From Intercultural to Intermusical Aesthetics: Borderless Flow in Contemporary Korean Music
Mingyeong Son
Asian Music Research Institute of Seoul National University,
Christian Utz (2010) foresaw Asia's growing role in the future of classical music and emphasized intercultural value of East Asian art music. In his 2021 book Musical Composition in the Context of Globalization, Utz challenges cultural essentialism and advocates for the ontology of a “hybrid, fluid, and transformative constitution of all contemporary cultures in the global age.” This paper explores his framework by proposing the concept of intermusicality, which emphasizes the dynamic, cross-cultural exchange of individual musicians' interactions, transcending rigid cultural boundaries of nationality or tradition. Drawing on Ingrid Monson’s work, it challenges the fetishization of traditional music as an element of authenticity in Korean culture. Music, rather than being confined to cultural or stylistic borders, is viewed as a collaborative space where individual musicians exchange ideas, sounds, and gestures, constructing meaning through their intersecting identities.
This paper explores intermusicality in contemporary Korean music through case studies of female composers. While earlier generations, such as Chou Wen-Chung and Isang Yun, struggled with East-West dichotomies, younger composers reject nation-state-based cultural frameworks. This presentation examines how Chin’s Sheng Concerto (2009) challenges stereotypes of traditional instrument through her collaboration with sheng player Wu Wei, and how Kim’s Ghost Geomungobot (2018) reimagines ancient Korean geomungo in digital space, transcending boundaries of nationalism and Koreanness in contemporary music. Additionally, DoYeon's Existence (2023) redefines gayageum performance in transcultural context, deconstructing its traditionality. Through these works, this paper highlights the aesthetic of intermusicality, offering a dynamic negotiation between tradition and innovation and expanding the contemporary music canon.

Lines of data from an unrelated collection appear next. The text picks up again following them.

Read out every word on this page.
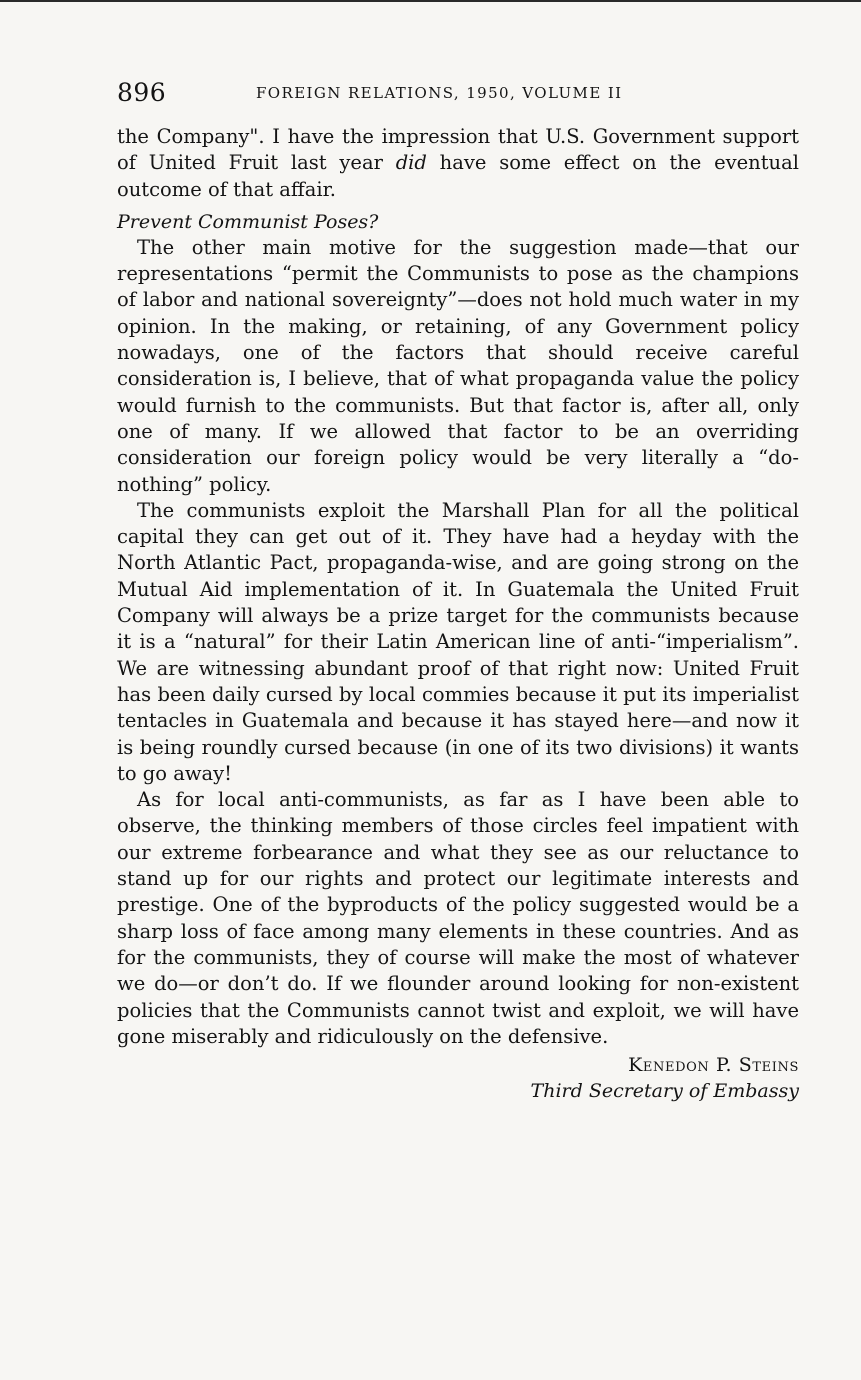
896	FOREIGN RELATIONS, 1950, VOLUME II

the Company". I have the impression that U.S. Government support of United Fruit last year did have some effect on the eventual outcome of that affair.

Prevent Communist Poses?

The other main motive for the suggestion made—that our representations “permit the Communists to pose as the champions of labor and national sovereignty”—does not hold much water in my opinion. In the making, or retaining, of any Government policy nowadays, one of the factors that should receive careful consideration is, I believe, that of what propaganda value the policy would furnish to the communists. But that factor is, after all, only one of many. If we allowed that factor to be an overriding consideration our foreign policy would be very literally a “do-nothing” policy.

The communists exploit the Marshall Plan for all the political capital they can get out of it. They have had a heyday with the North Atlantic Pact, propaganda-wise, and are going strong on the Mutual Aid implementation of it. In Guatemala the United Fruit Company will always be a prize target for the communists because it is a “natural” for their Latin American line of anti-“imperialism”. We are witnessing abundant proof of that right now: United Fruit has been daily cursed by local commies because it put its imperialist tentacles in Guatemala and because it has stayed here—and now it is being roundly cursed because (in one of its two divisions) it wants to go away!

As for local anti-communists, as far as I have been able to observe, the thinking members of those circles feel impatient with our extreme forbearance and what they see as our reluctance to stand up for our rights and protect our legitimate interests and prestige. One of the byproducts of the policy suggested would be a sharp loss of face among many elements in these countries. And as for the communists, they of course will make the most of whatever we do—or don’t do. If we flounder around looking for non-existent policies that the Communists cannot twist and exploit, we will have gone miserably and ridiculously on the defensive.

Kenedon P. Steins
Third Secretary of Embassy
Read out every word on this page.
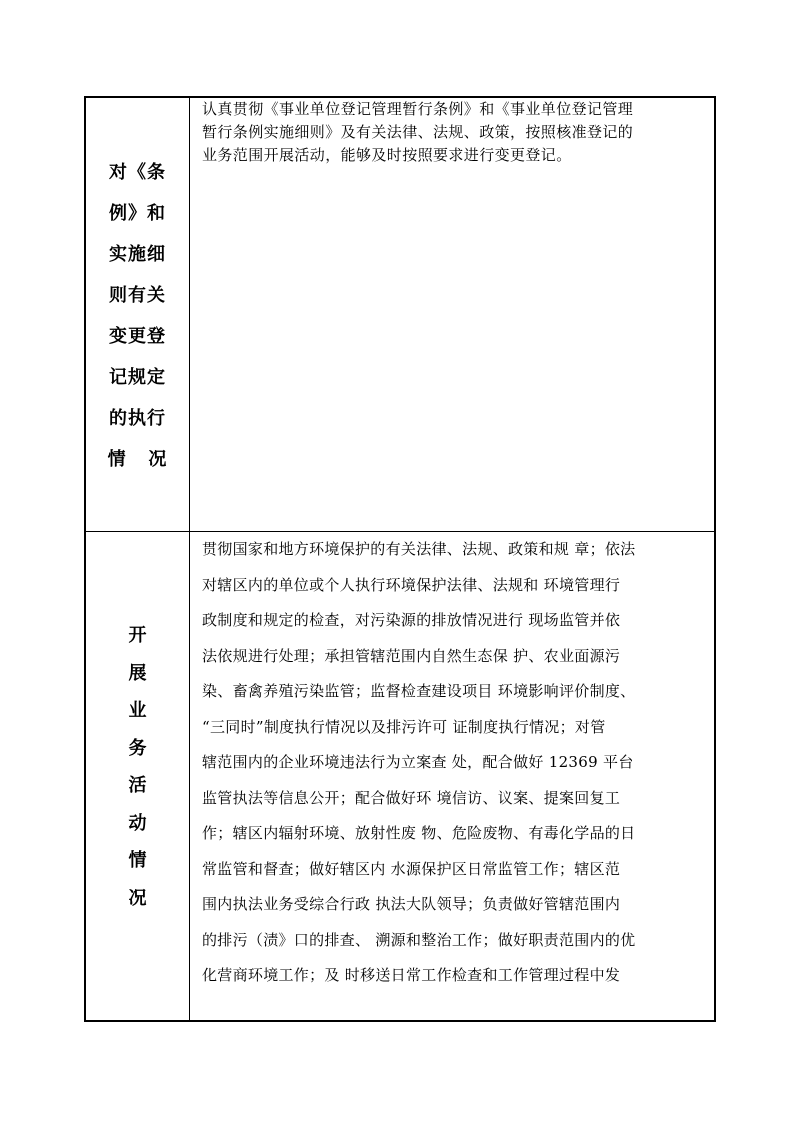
对《条
例》和
实施细
则有关
变更登
记规定
的执行
情   况
认真贯彻《事业单位登记管理暂行条例》和《事业单位登记管理
暂行条例实施细则》及有关法律、法规、政策，按照核准登记的
业务范围开展活动，能够及时按照要求进行变更登记。
开
展
业
务
活
动
情
况
贯彻国家和地方环境保护的有关法律、法规、政策和规 章；依法
对辖区内的单位或个人执行环境保护法律、法规和 环境管理行
政制度和规定的检查，对污染源的排放情况进行 现场监管并依
法依规进行处理；承担管辖范围内自然生态保 护、农业面源污
染、畜禽养殖污染监管；监督检查建设项目 环境影响评价制度、
“三同时”制度执行情况以及排污许可 证制度执行情况；对管
辖范围内的企业环境违法行为立案查 处，配合做好 12369 平台
监管执法等信息公开；配合做好环 境信访、议案、提案回复工
作；辖区内辐射环境、放射性废 物、危险废物、有毒化学品的日
常监管和督查；做好辖区内 水源保护区日常监管工作；辖区范
围内执法业务受综合行政 执法大队领导；负责做好管辖范围内
的排污（渍》口的排查、 溯源和整治工作；做好职责范围内的优
化营商环境工作；及 时移送日常工作检查和工作管理过程中发
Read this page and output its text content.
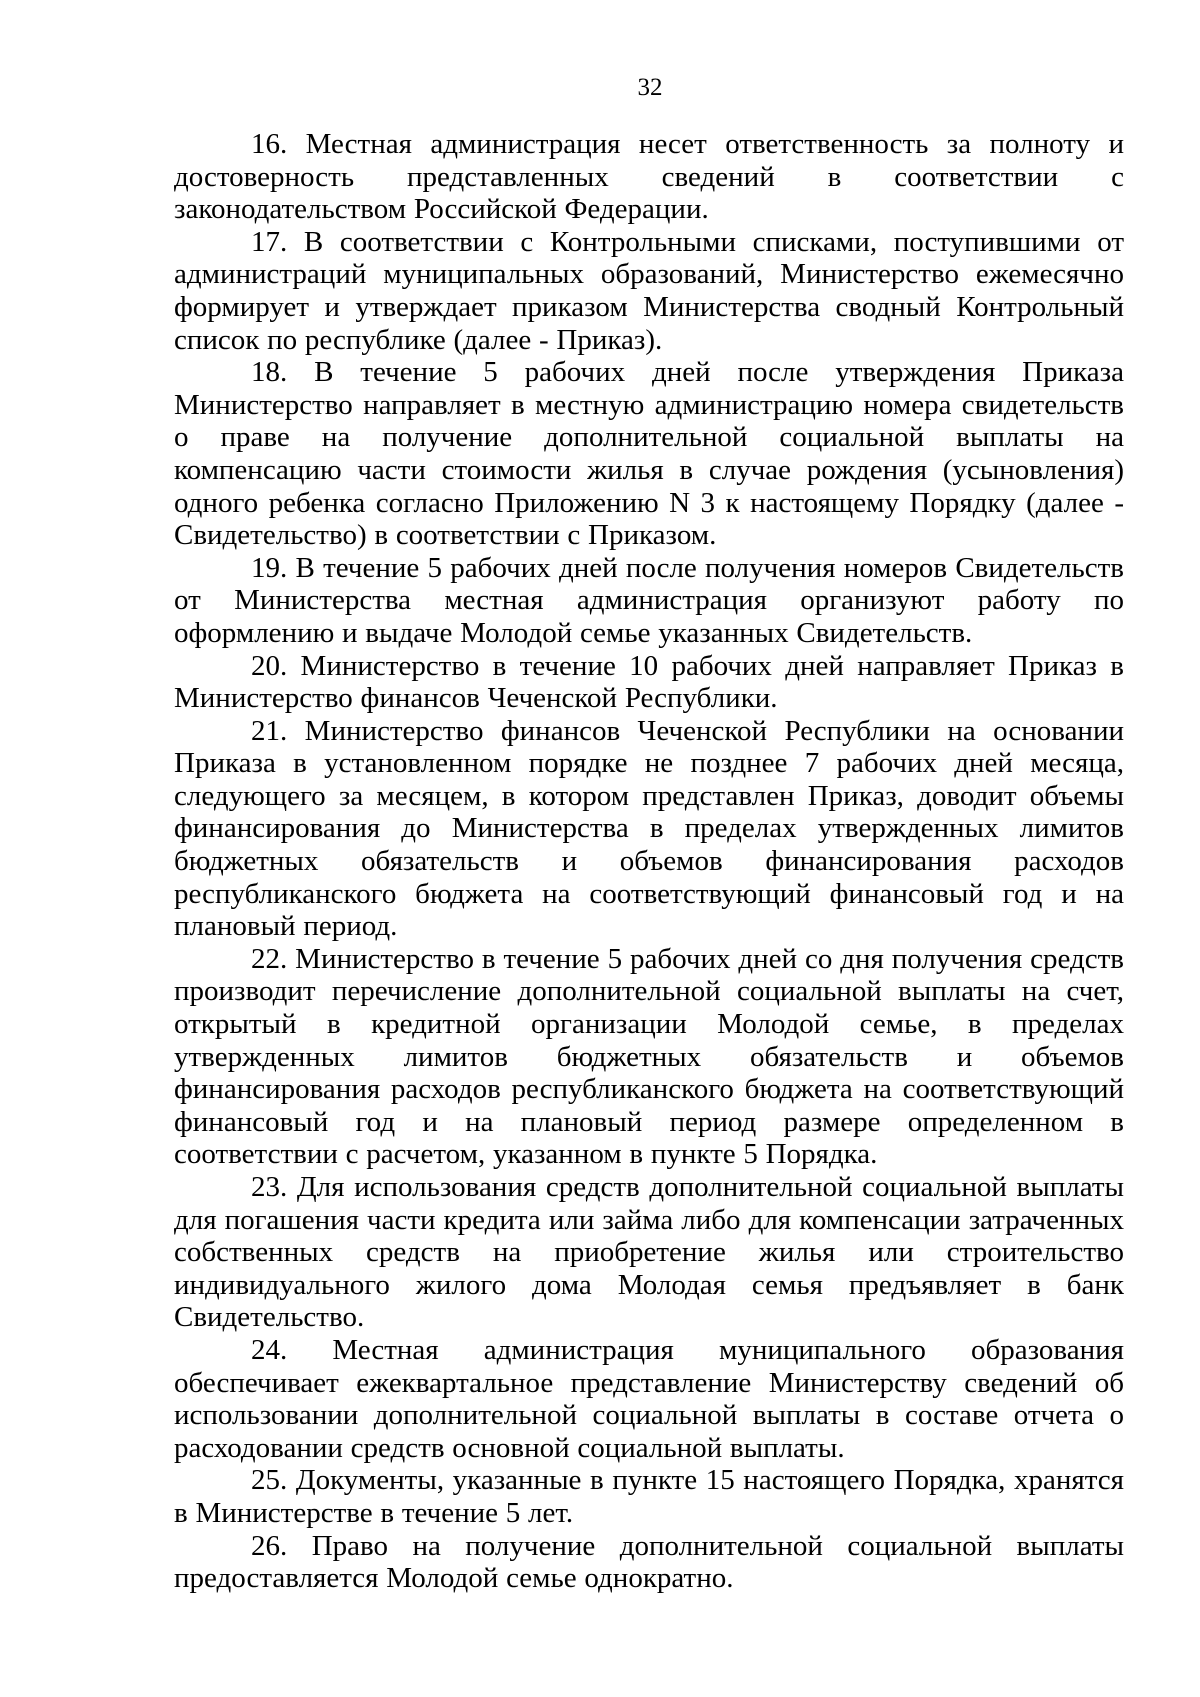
32

16. Местная администрация несет ответственность за полноту и достоверность представленных сведений в соответствии с законодательством Российской Федерации.

17. В соответствии с Контрольными списками, поступившими от администраций муниципальных образований, Министерство ежемесячно формирует и утверждает приказом Министерства сводный Контрольный список по республике (далее - Приказ).

18. В течение 5 рабочих дней после утверждения Приказа Министерство направляет в местную администрацию номера свидетельств о праве на получение дополнительной социальной выплаты на компенсацию части стоимости жилья в случае рождения (усыновления) одного ребенка согласно Приложению N 3 к настоящему Порядку (далее - Свидетельство) в соответствии с Приказом.

19. В течение 5 рабочих дней после получения номеров Свидетельств от Министерства местная администрация организуют работу по оформлению и выдаче Молодой семье указанных Свидетельств.

20. Министерство в течение 10 рабочих дней направляет Приказ в Министерство финансов Чеченской Республики.

21. Министерство финансов Чеченской Республики на основании Приказа в установленном порядке не позднее 7 рабочих дней месяца, следующего за месяцем, в котором представлен Приказ, доводит объемы финансирования до Министерства в пределах утвержденных лимитов бюджетных обязательств и объемов финансирования расходов республиканского бюджета на соответствующий финансовый год и на плановый период.

22. Министерство в течение 5 рабочих дней со дня получения средств производит перечисление дополнительной социальной выплаты на счет, открытый в кредитной организации Молодой семье, в пределах утвержденных лимитов бюджетных обязательств и объемов финансирования расходов республиканского бюджета на соответствующий финансовый год и на плановый период размере определенном в соответствии с расчетом, указанном в пункте 5 Порядка.

23. Для использования средств дополнительной социальной выплаты для погашения части кредита или займа либо для компенсации затраченных собственных средств на приобретение жилья или строительство индивидуального жилого дома Молодая семья предъявляет в банк Свидетельство.

24. Местная администрация муниципального образования обеспечивает ежеквартальное представление Министерству сведений об использовании дополнительной социальной выплаты в составе отчета о расходовании средств основной социальной выплаты.

25. Документы, указанные в пункте 15 настоящего Порядка, хранятся в Министерстве в течение 5 лет.

26. Право на получение дополнительной социальной выплаты предоставляется Молодой семье однократно.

Sounding Across and Against Borders at the East German Festival of Political Songs in the Global Cold War
Jesse Aaron Freedman
University of Rochester - Eastman School of Music
Between 1970–1990, the Festival of Political Songs took place annually in East Berlin, the former capital of the German Democratic Republic (GDR; East Germany). During these events, artists, activists, and scholars from dozens of countries around the world descended on the city for a week of cross-cultural exchange and connection. While ostensibly functioning as a site of free and unmediated interaction, all forms of cultural and political activity occurred within an environment that relied heavily on notions of political, racial, and geographic difference. With the majority of activities occurring just a few hundred meters from the lived, physical realities of Berlin Wall, as well as within the broader philosophical and ideological nexus between the East and the West in the twilight of the Cold War, this paper takes the festival as stage upon which a variety of bordered expressions were articulated. Drawing on ethnographic and archival research, this paper examines the various ways that borders were enacted, reified, and challenged on musical stages in the former capital. Rather than arguing that the festival operated as a either a site of political contestation or as a device for political propaganda of the East German state, this paper aims to frustrates the binary logic of Cold War geography by considering the musical manifestations of both realities and the ways they interacted within both the real and perceived experiences of borders during the Cold War.